La 174° Asamblea del Consejo Federal de Turismo se desarrollaba con normalidad cerca del Obelisco cuando Daniel Scioli, secretario de Turismo, Ambiente y Deportes, rompió el guion. En medio de su exposición, tomó un paquete de yerba mate de su propia marca, “Pichichi”, y lo mostró ante los presentes, provocando risas incómodas y desconcierto.

 

Luego se lo entregó al presidente del CFT, Valentín Díaz Gilligan, mientras varios asistentes registraban la escena con sus celulares.

El envase, naranja y con el número 9 que identificó a Scioli en su etapa en Villa La Ñata, lleva una foto suya y la frase “Se te fue la mano”, una ironía autorreferencial. “Si Messi tiene su yerba, ¿por qué no iba a tener yo la mía?”, bromeó mientras entregaba otro paquete a la secretaria bonaerense Soledad Martínez.

Aunque la yerba no se comercializa y funciona solo como un souvenir, el gesto tuvo repercusión inmediata fuera del salón.
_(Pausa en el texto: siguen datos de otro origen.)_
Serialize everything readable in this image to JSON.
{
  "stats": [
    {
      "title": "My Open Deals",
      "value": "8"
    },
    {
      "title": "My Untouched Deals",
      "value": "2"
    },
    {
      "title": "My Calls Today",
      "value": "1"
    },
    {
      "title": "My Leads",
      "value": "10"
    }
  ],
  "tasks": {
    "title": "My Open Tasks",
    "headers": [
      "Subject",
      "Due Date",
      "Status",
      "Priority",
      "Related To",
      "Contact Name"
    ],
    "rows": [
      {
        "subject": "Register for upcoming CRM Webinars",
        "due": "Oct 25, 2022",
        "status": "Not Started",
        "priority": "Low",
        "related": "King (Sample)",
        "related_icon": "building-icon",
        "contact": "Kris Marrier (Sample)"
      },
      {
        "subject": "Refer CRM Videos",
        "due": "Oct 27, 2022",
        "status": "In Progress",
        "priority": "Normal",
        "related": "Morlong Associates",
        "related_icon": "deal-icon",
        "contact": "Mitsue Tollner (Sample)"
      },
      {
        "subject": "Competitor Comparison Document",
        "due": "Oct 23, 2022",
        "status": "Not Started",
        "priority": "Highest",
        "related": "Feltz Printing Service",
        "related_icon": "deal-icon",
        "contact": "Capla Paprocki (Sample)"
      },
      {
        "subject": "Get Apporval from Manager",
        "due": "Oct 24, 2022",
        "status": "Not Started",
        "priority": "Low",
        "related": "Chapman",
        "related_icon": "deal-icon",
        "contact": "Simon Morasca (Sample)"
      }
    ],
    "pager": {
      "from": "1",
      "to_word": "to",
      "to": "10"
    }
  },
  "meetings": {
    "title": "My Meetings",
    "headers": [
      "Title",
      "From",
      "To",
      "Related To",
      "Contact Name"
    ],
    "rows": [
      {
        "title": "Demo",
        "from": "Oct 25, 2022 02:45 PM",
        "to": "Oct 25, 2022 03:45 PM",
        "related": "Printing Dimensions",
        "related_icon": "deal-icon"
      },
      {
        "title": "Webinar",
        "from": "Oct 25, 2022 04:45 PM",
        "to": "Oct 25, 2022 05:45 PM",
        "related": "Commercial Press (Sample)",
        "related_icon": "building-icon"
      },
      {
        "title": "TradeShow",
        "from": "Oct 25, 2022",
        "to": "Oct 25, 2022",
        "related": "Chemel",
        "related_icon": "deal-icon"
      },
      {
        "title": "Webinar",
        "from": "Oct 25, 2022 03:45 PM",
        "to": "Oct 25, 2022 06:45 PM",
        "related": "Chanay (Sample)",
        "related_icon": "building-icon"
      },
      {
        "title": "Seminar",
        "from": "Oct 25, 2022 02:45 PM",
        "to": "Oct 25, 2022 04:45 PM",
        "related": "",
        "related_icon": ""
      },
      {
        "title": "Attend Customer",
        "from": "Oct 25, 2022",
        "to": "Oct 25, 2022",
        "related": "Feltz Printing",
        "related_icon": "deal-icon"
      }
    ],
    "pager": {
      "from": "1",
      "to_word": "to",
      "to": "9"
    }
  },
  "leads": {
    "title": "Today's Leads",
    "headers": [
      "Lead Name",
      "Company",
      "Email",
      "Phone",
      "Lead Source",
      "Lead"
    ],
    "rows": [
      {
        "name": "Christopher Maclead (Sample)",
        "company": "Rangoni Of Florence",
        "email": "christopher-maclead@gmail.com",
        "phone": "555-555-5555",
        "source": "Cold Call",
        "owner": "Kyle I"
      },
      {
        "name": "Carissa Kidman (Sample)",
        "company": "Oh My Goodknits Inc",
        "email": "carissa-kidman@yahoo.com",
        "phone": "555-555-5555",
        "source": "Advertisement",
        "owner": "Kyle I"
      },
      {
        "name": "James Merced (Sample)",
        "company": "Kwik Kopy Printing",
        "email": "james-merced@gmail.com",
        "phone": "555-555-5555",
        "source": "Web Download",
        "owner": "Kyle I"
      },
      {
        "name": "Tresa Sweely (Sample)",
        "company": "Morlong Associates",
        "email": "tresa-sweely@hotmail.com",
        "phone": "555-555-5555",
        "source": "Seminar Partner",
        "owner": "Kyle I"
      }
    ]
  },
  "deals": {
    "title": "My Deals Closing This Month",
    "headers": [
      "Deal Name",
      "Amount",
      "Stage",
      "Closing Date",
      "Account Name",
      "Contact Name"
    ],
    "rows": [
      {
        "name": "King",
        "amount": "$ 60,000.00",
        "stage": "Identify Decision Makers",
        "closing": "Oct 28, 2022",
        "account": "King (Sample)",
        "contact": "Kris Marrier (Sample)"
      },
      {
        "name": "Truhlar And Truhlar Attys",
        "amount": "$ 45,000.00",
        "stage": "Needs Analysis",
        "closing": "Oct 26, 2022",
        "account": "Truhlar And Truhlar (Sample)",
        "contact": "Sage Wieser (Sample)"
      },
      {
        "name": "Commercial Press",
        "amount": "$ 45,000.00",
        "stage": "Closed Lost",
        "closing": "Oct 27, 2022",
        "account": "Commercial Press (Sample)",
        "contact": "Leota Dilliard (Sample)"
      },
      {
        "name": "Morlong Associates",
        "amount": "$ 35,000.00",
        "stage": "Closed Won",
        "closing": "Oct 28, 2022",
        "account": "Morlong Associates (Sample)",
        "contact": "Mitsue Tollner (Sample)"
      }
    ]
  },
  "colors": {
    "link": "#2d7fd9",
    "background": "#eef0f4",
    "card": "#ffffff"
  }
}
Productores yerbateros expresaron su malestar en redes sociales, interpretándolo como una falta de timing en una semana marcada por tensiones fuertes dentro del sector.

El Gobierno había publicado días antes el decreto que recorta las facultades del Instituto Nacional de la Yerba Mate, quitándole capacidad para fijar precios y regular el mercado. En Misiones y Corrientes, la medida provocó rechazo generalizado.

Uno de los dirigentes más críticos fue Hugo Sand, referente de los pequeños productores de Misiones, quien señaló que sin un marco regulatorio firme no hay garantías de precios justos. Afirmó además que el INYM cumplió un rol histórico y reclamó sostener su funcionamiento a pesar de los recortes.

Según fuentes del CFT, la irrupción de Scioli desplazó la atención del temario oficial y generó incomodidad entre algunos funcionarios provinciales, que optaron por mantener la diplomacia en un clima de sorpresa general.

El episodio también reavivó el debate por la situación del sector yerbatero, que combina altos niveles de producción y exportación con tensiones institucionales. Hasta septiembre, la industria creció cerca del 10% y proyecta cerrar el año con más de 50 millones de kilos, mientras el consumo interno se recupera. Sin embargo, la discusión política sobre el rol del INYM sigue marcando la agenda.